Aquello le dejó vacío y sollozante en medio de una gran confusión, pero enseguida fue consciente de un nuevo motivo de espanto, el de ser observado. Compartía esa experiencia con todo el Orden, con absolutamente todos sus miembros. Aprendices. Profesores. Magistrados. Hasta el más ínfimo escriba. Todos estaban presentes y todos le juzgaron en ese momento.
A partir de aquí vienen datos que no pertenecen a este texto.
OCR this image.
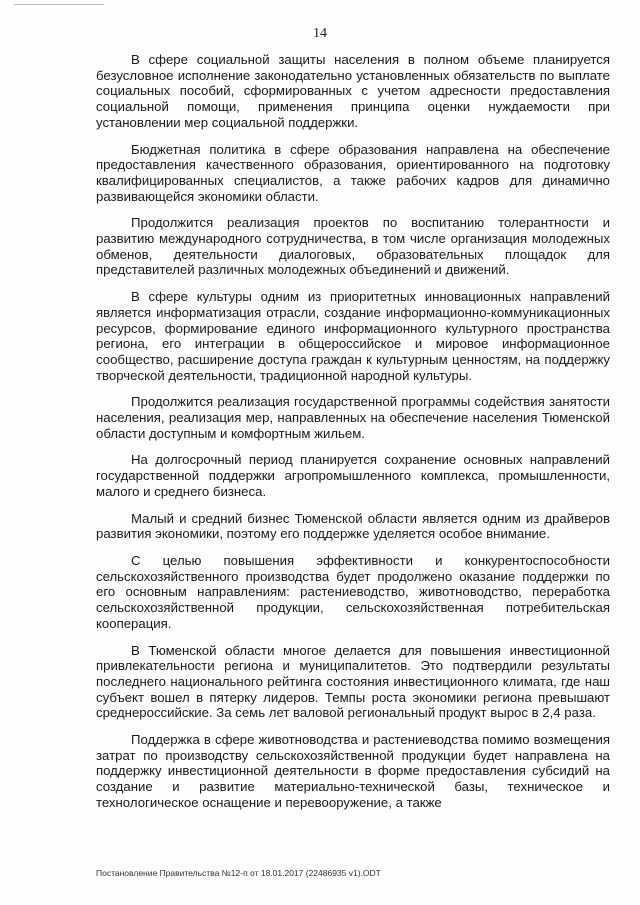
14

В сфере социальной защиты населения в полном объеме планируется безусловное исполнение законодательно установленных обязательств по выплате социальных пособий, сформированных с учетом адресности предоставления социальной помощи, применения принципа оценки нуждаемости при установлении мер социальной поддержки.

Бюджетная политика в сфере образования направлена на обеспечение предоставления качественного образования, ориентированного на подготовку квалифицированных специалистов, а также рабочих кадров для динамично развивающейся экономики области.

Продолжится реализация проектов по воспитанию толерантности и развитию международного сотрудничества, в том числе организация молодежных обменов, деятельности диалоговых, образовательных площадок для представителей различных молодежных объединений и движений.

В сфере культуры одним из приоритетных инновационных направлений является информатизация отрасли, создание информационно-коммуникационных ресурсов, формирование единого информационного культурного пространства региона, его интеграции в общероссийское и мировое информационное сообщество, расширение доступа граждан к культурным ценностям, на поддержку творческой деятельности, традиционной народной культуры.

Продолжится реализация государственной программы содействия занятости населения, реализация мер, направленных на обеспечение населения Тюменской области доступным и комфортным жильем.

На долгосрочный период планируется сохранение основных направлений государственной поддержки агропромышленного комплекса, промышленности, малого и среднего бизнеса.

Малый и средний бизнес Тюменской области является одним из драйверов развития экономики, поэтому его поддержке уделяется особое внимание.

С целью повышения эффективности и конкурентоспособности сельскохозяйственного производства будет продолжено оказание поддержки по его основным направлениям: растениеводство, животноводство, переработка сельскохозяйственной продукции, сельскохозяйственная потребительская кооперация.

В Тюменской области многое делается для повышения инвестиционной привлекательности региона и муниципалитетов. Это подтвердили результаты последнего национального рейтинга состояния инвестиционного климата, где наш субъект вошел в пятерку лидеров. Темпы роста экономики региона превышают среднероссийские. За семь лет валовой региональный продукт вырос в 2,4 раза.

Поддержка в сфере животноводства и растениеводства помимо возмещения затрат по производству сельскохозяйственной продукции будет направлена на поддержку инвестиционной деятельности в форме предоставления субсидий на создание и развитие материально-технической базы, техническое и технологическое оснащение и перевооружение, а также

Постановление Правительства №12-п от 18.01.2017 (22486935 v1).ODT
El tiempo se detuvo. Desde las profundidades de su sufrimiento el examinador fue consciente del debate que tenía lugar en las cámaras de Finismundi. Las voces atronaban a su alrededor, elevándose excitadas. A él no le preocupó. Quería esconderse para morir, enterrarse tan hondo bajo la tierra que nadie pudiera hallarle nunca jamás.
Pero la voz no había terminado con Elías Rede. Revolvió una y otra vez en los hechos acaecidos durante las últimas horas, rebuscando de forma infatigable en los detalles de lo sucedido en la colina, la llegada del párroco y la captura del Bárbaro, especialmente el Bárbaro, tamizando y controlando cada hecho, volviendo sobre cada matiz de las palabras que había dicho el hombre.
«Más», exigió.
Al examinador se le entrecortó la voz. «Magistrado…, yo…»
«Más, Elías. Dame más.»
«¡Por favor, magistrado! ¡Ya os lo he dicho todo!»
«No, Elías. Has visto más».
Se percató de que no era así en el mismo momento de pronunciar la negación. Tuvo la impresión de que se le había abierto un ojo en la mente gracias al cual veía detrás del mundo otro lugar fabuloso de luces y colores. Las pupilas se le dilataron.